I spent hours visiting with Robert Newman, MD, beloved methadone advocate, over the past 30 years. He gave me my first tour of a large opioid treatment program (OTP). He taught me priceless lessons about the value of integrity, and even though he was not a journalist but a physician, he understood journalism better than most reporters and medical writers. When he died this summer, five weeks after getting hit by a car and not recovering, the field lost “a great fighter on behalf of patients and treatment,” in the words of Mark Parrino, MPA, president of the American Association for the Treatment of Opioid Dependence (AATOD).

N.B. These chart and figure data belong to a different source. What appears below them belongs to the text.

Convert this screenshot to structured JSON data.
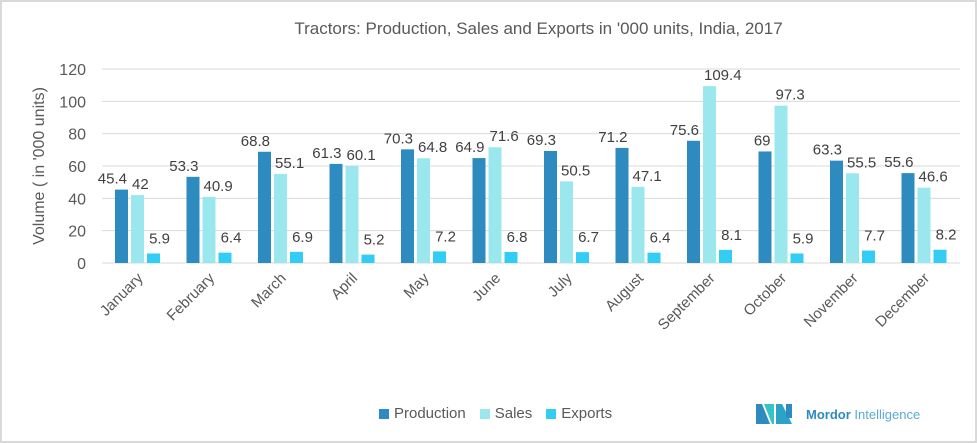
{
  "chart_data": {
    "type": "bar",
    "title": "Tractors: Production, Sales and Exports in '000 units, India, 2017",
    "xlabel": "",
    "ylabel": "Volume ( in '000 units)",
    "ylim": [
      0,
      120
    ],
    "yticks": [
      0,
      20,
      40,
      60,
      80,
      100,
      120
    ],
    "grid": true,
    "legend_position": "bottom",
    "categories": [
      "January",
      "February",
      "March",
      "April",
      "May",
      "June",
      "July",
      "August",
      "September",
      "October",
      "November",
      "December"
    ],
    "series": [
      {
        "name": "Production",
        "color": "#2E8BC0",
        "values": [
          45.4,
          53.3,
          68.8,
          61.3,
          70.3,
          64.9,
          69.3,
          71.2,
          75.6,
          69,
          63.3,
          55.6
        ]
      },
      {
        "name": "Sales",
        "color": "#9AE8EE",
        "values": [
          42,
          40.9,
          55.1,
          60.1,
          64.8,
          71.6,
          50.5,
          47.1,
          109.4,
          97.3,
          55.5,
          46.6
        ]
      },
      {
        "name": "Exports",
        "color": "#33CCF5",
        "values": [
          5.9,
          6.4,
          6.9,
          5.2,
          7.2,
          6.8,
          6.7,
          6.4,
          8.1,
          5.9,
          7.7,
          8.2
        ]
      }
    ]
  },
  "branding": {
    "logo_bold": "Mordor",
    "logo_light": "Intelligence"
  }
}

Dr. Newman was the founding director of the Baron Edmond de Rothschild Chemical Dependency Institute at Beth Israel, a position he held from 2001 until his retirement in 2014. As assistant commissioner of health for New York City, he established the city’s first methadone program in the early 1970s. As president and chief executive officer of Beth Israel Medical Center, he led the center through its most profound period of growth and expansion in the 1980s and 1990s. He was founding president and chief executive officer of Continuum Health Partners in 1997, the parent company for the partnership between Beth Israel, St. Luke’s and Roosevelt Hospitals, Long Island College Hospital and the NY Eye and Ear Infirmary. He retired as its president emeritus in 2001, and went on to be founding director of the Baron Edmond de Rothschild Chemical Dependency Institute at Beth Israel, a position which he held until he retired in 2014.
Tony Newman, media director for the Drug Policy Alliance, and Bob’s nephew, said “his greatest passion was helping people who struggled with drugs.” He noted that his uncle was “simultaneously the leading advocate for methadone (in the United States and globally) and the leading critic of the methadone treatment industry.”
Dr. Newman’s family fled the Holocaust. He leaves behind his wife of 50 years, Seiko, and two children, Seiji and Hana. The last time I saw him was at the AATOD conference in New York City last spring, where he was as charming and generous as ever.